Volume 61 of the Air Force Law Review has been electronically published within the Air Force community, though the AFJAGS web site doesn’t even yet post Volume 60.
When Volume 61 becomes generally available, military justice practitioners will find two articles of interest. One is a short piece by two military judges discussing United States v. Walters, 58 M.J. 391 (2003), and its progeny. Lt Col John E. Hartsell & Maj Bryan D. Watson, The Decay of “Divers” and the Future of Charging “Under Divers Occasions” in Light of United States v. Walters, 61 A.F. L. Rev. 185 (2008). The judges recommend that trial counsel avoid Walters problems at the charging stage by using mega-specs rather than alleging “divers occasions.” Id. at 193.
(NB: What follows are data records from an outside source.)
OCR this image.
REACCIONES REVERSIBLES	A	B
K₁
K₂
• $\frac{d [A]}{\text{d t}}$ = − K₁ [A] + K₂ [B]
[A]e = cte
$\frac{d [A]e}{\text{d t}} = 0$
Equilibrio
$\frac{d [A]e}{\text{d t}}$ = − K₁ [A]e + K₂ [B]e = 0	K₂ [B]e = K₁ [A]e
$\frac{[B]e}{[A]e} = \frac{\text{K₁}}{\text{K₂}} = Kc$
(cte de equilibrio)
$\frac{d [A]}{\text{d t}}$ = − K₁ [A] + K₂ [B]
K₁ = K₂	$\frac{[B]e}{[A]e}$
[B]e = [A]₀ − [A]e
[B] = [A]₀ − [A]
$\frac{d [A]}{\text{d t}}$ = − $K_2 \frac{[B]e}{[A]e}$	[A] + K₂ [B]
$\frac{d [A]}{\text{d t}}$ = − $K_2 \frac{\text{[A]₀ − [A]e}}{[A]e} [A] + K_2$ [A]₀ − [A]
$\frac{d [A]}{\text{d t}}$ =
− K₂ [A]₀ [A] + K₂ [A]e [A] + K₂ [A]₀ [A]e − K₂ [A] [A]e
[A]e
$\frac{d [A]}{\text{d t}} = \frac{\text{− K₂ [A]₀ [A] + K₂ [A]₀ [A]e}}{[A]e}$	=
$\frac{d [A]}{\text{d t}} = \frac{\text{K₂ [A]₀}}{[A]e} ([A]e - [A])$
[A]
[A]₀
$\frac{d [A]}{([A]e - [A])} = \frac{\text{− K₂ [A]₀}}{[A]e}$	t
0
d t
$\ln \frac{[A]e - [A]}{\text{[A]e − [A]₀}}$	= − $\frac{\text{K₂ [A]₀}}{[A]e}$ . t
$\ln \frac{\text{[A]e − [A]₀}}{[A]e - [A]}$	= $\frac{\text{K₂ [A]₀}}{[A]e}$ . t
The other article of interest is a longer piece arguing that military appellate courts too frequently find plain error. MAJ Terri J. Erisman, Defining the Obvious: Addressing the Use and Scope of Plain Error, 61 A.F. L. Rev. 41 (2008). She concludes, “The doctrine of plain error was intended to be an extraordinary remedy to prevent miscarriages of justice. However, the current application of the doctrine in the military has transformed it into an empty principle requiring no more in depth review than an error that was vigorously objected to at trial.” Id. at 77. She proposes a new R.C.M. governing plain error, which would provide:
A finding or sentence may not be held incorrect on the basis of an error that was not objected to at trial unless an accused establishes that:
(1) the error constitutes “plain error;” and
(2) the error seriously affected the fairness, integrity, or public reputation of judicial proceedings.